Purpose: Heart failure (HF) is a leading cause of death among patients with atrial fibrillation
(AF). We investigated the relationship between progression of HF and mortality in
Japanese AF patients from the Fushimi AF Registry. Methods and Results: The Fushimi AF Registry, a community-based prospective survey, was designed to enroll
all of the AF patients who visited the participating medical institutions in Fushimi-ku,
Kyoto, Japan. Follow-up data were available in 4,066 patients (median follow-up period,
1,103 days). 1,111 patients had HF (either of prior hospitalization for HF, symptomatic
HF, or reduced ejection fraction (<40%)) at baseline, and 254 (22.9%) of patient with
HF and 175 (5.9%) of patients without HF were hospitalized for HF during the follow-up
periods. After hospitalization for HF, both cardiovascular (hazard ration (HR), 8.63;
95% confidence interval (CI), 5.84–12.7) and non-cardiovascular mortality (HR, 2.29;
95%CI, 1.80–2.88) were markedly increased in both groups.

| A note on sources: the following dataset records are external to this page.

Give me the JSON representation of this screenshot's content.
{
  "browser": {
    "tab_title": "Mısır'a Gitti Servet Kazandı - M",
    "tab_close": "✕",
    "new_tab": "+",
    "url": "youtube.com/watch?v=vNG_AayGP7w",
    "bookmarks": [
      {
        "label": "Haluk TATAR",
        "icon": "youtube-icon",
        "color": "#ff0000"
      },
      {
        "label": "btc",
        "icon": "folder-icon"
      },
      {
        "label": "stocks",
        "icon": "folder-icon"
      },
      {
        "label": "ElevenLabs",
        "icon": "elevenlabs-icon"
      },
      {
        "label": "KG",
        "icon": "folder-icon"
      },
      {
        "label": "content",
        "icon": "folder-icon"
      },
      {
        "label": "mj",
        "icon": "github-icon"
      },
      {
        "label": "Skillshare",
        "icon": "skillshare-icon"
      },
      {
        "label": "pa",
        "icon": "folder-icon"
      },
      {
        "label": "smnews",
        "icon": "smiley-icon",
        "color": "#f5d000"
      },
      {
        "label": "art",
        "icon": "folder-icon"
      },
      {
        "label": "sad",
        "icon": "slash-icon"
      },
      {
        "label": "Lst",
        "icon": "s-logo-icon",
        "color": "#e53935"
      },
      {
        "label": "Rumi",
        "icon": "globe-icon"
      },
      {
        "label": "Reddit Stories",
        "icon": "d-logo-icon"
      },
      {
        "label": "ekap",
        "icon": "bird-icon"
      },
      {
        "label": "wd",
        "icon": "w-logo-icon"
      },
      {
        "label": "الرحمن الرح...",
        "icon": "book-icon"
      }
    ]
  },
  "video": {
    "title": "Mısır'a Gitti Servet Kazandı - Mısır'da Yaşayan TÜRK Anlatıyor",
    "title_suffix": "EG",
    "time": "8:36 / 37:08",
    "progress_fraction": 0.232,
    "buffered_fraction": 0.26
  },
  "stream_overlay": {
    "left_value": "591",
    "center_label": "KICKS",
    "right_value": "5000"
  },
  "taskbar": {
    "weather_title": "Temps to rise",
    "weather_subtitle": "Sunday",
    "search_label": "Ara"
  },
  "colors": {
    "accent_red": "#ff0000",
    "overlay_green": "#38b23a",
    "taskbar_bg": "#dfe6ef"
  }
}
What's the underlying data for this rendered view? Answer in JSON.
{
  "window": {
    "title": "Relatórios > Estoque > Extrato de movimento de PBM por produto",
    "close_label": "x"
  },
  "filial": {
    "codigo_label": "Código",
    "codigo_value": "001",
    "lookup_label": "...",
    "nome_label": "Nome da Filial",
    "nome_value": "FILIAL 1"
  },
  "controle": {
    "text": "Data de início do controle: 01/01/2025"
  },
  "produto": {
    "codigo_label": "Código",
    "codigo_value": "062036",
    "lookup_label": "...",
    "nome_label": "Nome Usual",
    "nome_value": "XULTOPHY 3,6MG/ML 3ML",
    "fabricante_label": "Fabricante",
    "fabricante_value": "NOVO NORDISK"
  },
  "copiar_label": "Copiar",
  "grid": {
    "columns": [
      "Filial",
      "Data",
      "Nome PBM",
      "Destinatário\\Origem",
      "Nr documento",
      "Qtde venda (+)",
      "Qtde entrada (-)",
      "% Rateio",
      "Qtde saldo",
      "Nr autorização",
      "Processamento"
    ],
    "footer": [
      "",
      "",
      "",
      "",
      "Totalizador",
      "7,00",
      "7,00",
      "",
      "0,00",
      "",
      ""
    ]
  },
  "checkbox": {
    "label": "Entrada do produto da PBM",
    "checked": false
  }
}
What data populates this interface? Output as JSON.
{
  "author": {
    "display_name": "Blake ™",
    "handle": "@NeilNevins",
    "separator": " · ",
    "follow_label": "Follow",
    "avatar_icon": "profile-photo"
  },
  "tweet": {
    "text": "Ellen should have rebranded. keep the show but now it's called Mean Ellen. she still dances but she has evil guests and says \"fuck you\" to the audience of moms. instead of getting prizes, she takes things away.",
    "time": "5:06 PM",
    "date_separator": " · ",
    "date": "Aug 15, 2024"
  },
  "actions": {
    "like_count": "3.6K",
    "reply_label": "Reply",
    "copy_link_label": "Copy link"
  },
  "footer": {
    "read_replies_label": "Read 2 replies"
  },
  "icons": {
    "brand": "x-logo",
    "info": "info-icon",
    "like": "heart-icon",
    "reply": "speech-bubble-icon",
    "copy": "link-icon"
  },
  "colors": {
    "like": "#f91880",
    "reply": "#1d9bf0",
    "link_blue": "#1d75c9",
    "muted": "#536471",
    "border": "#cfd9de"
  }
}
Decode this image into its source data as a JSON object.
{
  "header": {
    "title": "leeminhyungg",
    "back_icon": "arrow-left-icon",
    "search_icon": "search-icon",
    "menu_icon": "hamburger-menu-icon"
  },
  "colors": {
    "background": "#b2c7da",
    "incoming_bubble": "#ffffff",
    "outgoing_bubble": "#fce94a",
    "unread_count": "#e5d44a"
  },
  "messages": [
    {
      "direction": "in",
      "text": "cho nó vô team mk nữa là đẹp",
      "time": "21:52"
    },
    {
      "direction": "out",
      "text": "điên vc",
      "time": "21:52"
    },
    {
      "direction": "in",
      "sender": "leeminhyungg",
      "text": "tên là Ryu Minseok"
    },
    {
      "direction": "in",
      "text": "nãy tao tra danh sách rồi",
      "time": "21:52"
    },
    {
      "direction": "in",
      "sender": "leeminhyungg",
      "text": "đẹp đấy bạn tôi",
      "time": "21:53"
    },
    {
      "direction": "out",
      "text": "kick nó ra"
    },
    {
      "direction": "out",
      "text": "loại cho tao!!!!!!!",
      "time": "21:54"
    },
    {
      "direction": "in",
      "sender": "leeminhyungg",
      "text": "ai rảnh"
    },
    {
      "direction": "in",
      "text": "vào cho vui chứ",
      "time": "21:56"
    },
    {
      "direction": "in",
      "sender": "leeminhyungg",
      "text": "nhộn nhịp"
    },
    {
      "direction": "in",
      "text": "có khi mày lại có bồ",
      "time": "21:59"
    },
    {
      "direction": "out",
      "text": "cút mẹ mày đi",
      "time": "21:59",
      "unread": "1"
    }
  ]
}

Low body mass index (HR,
1.10; 95%CI, 1.01–1.20) was associated with cardiovascular death after hospitalization
for HF, while higher age (HR, 1.08; 95%CI, 1.04–1.11), reduced ejection fraction (HR,
2.12; 95%CI, 1.15–3.80), and chronic obstructive pulmonary disease (HR, 2.39; 95%CI,
1.21–4.37) were associated with non-cardiovascular death. Conclusion: Progression of HF was associated with higher mortality in Japanese AF patients.